How Beatrice the Contessa is marrying into a family much posher than her own: Princess, 31, will gain an Italian title and a palazzo... but why hasn't she met her future father-in-law yet?
Princess Beatrice and Edoardo Mapelli Mozzi are set to tie the knot this Spring. Now Edo's father, Count Alessandro Mapelli Mozzi, has spoken on the marriage. He says the wedding will allow Beatrice to style herself as an Italian 'Contessa'. Beatrice and Edo, 36, count's eldest son, will also inherit family's ancestral seat.
When he walks back up the aisle of the Chapel Royal at St James's this spring, Edoardo Mapelli Mozzi will have one of the most eligible women in Europe by his side.
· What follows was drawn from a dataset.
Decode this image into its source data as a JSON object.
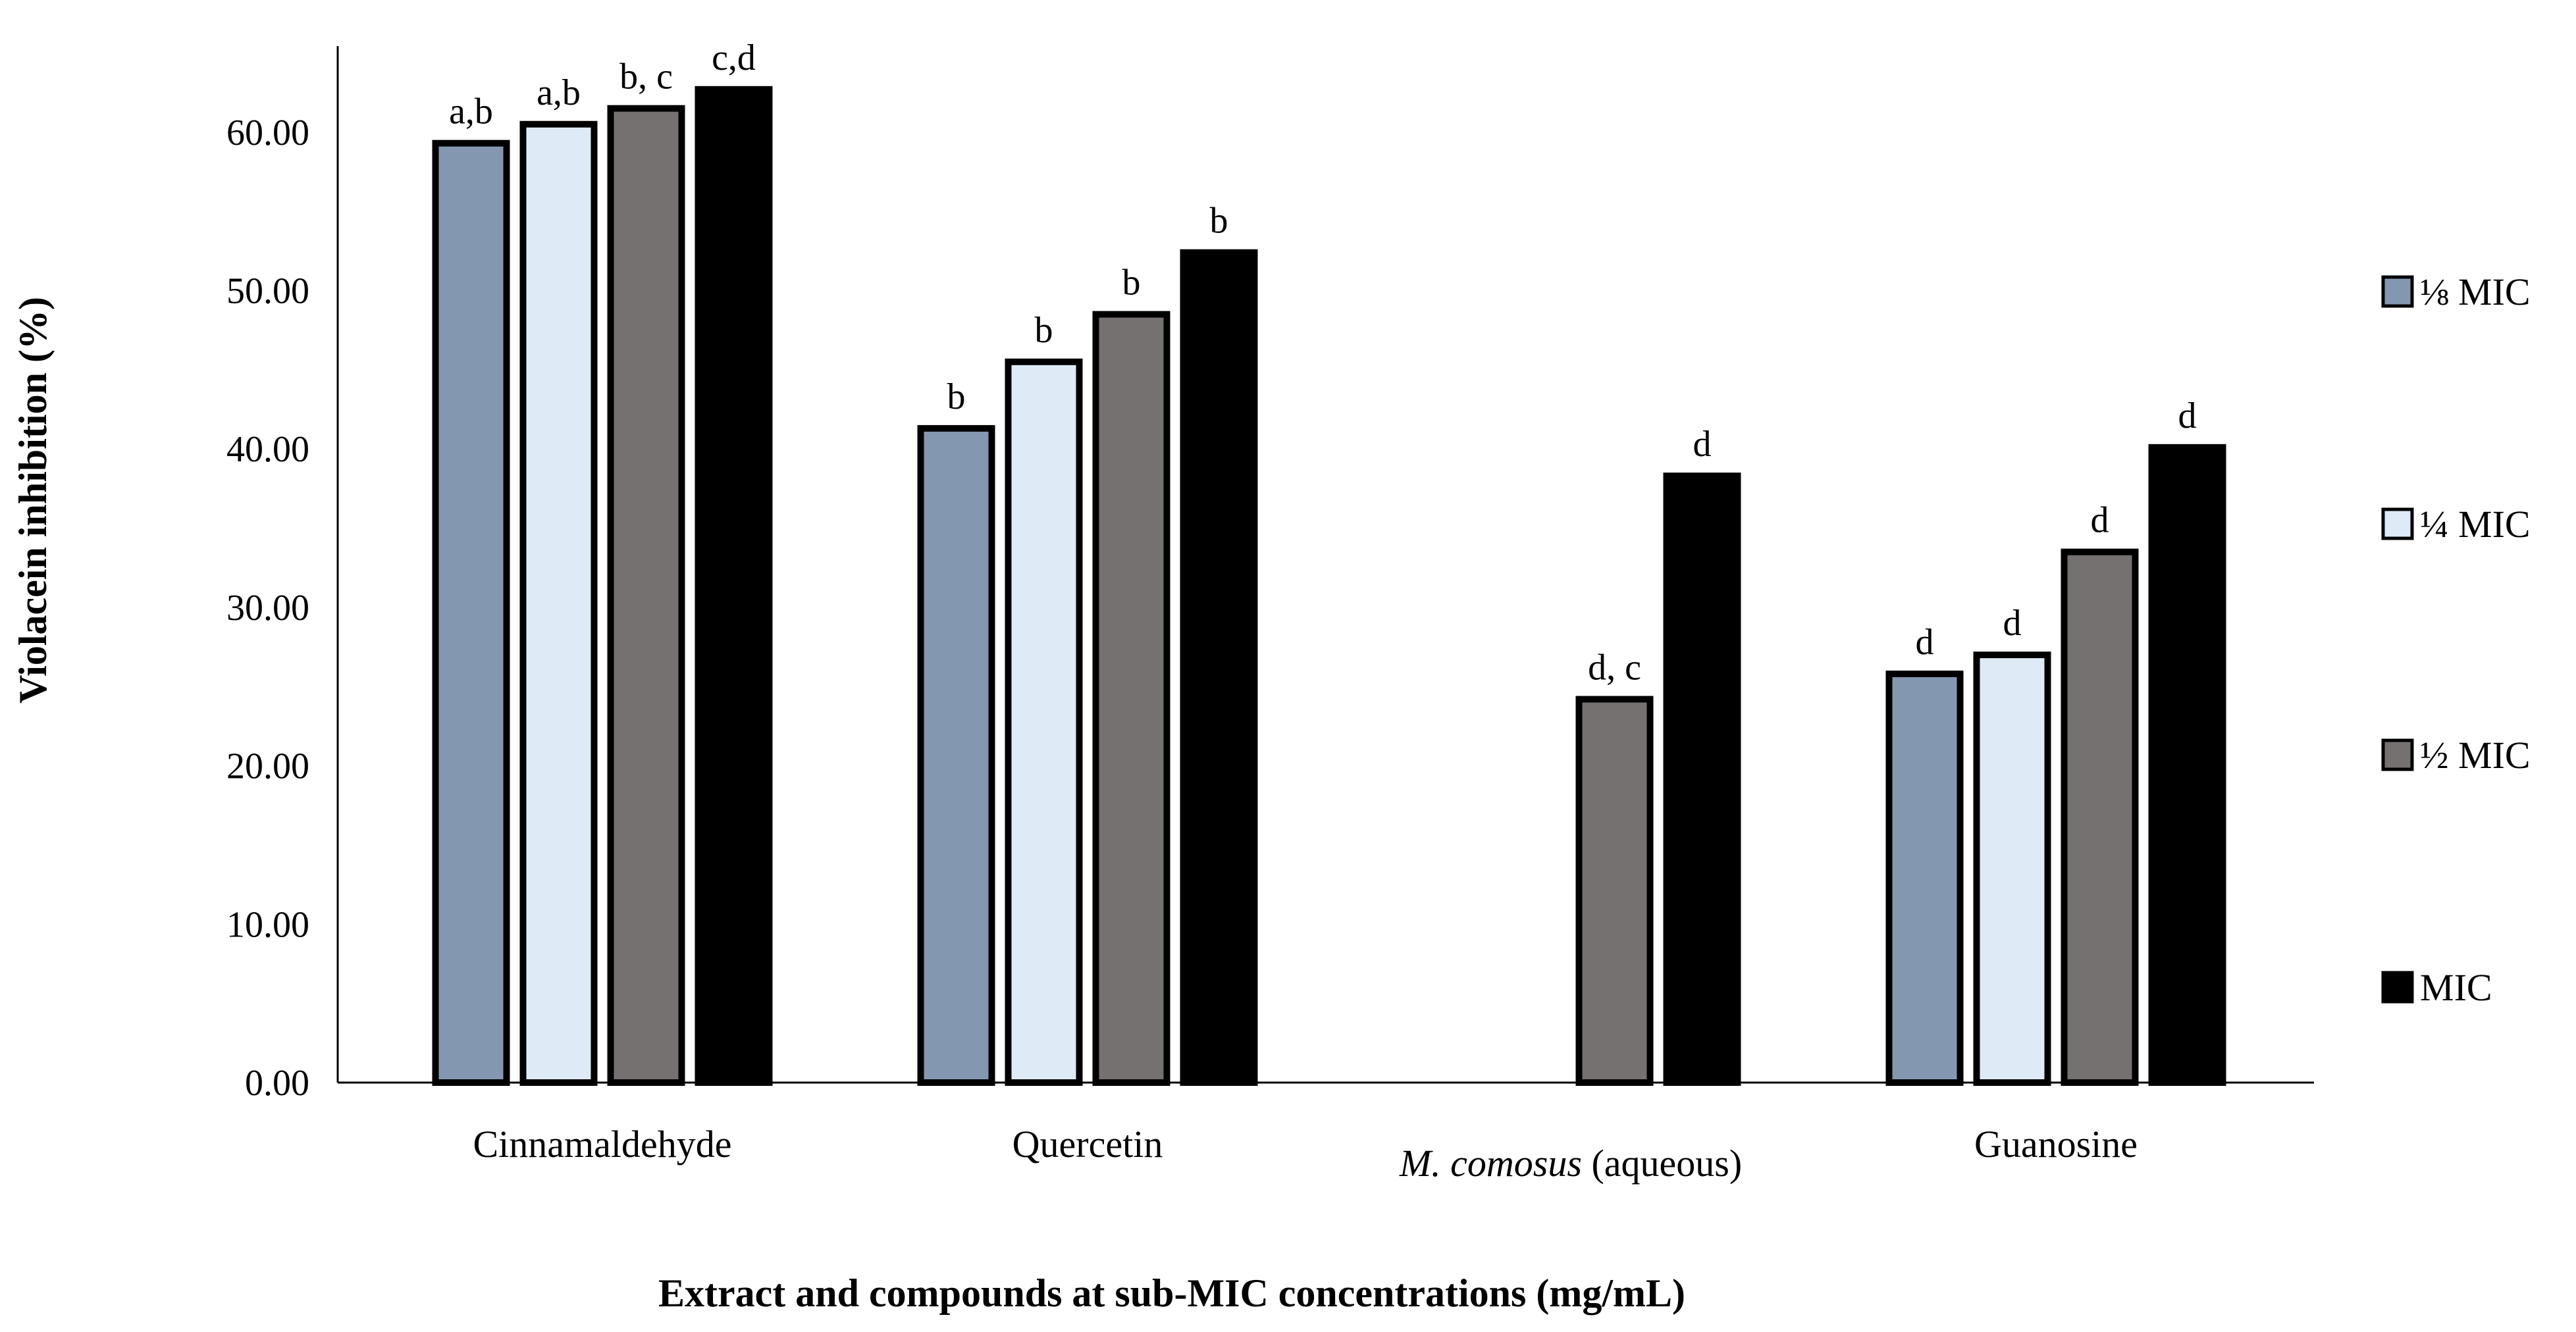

For his bride, Princess Beatrice – the elder daughter of the Duke of York and ninth in line to the Throne – the nuptials will be an equally glorious moment. There is no doubt that handsome Edoardo, known as Edo, is a good match for the 31-year-old Princess, with his multi-million-pound fortune and debonair Latin charm.
What is perhaps less well known is that Beatrice is following the most traditional route for Royal marriages by uniting two of the oldest families in Europe. According to historical records, the count's family dates back to 985AD, a time when King Ethelred II was on the throne of England.
'We as a family celebrated 1,000 years in 1985 with unbroken documented archives,' the count says proudly. 'We are one of the only families in Italy to have all the records from that period to today.'
There is such a long bloodline that a distant cousin, Carlotta Mapelli Mozzi Parodi, published a book about the family to celebrate its millennium. Entitled La Famiglia Mapelli Mozzi, it describes how two families derived their names from the towns of Mozzi and Mapelli, ten miles from Bergamo.
The former landowners began a 'rapid social and economic ascent' in the 12th Century through trade and banking, flourishing in the 13th Century as they became some of the most successful merchants in Europe. By 1270, they owned 'majestic palaces' such as the Mozzi Palace in Florence, where Pope Gregory X was lodged three years later.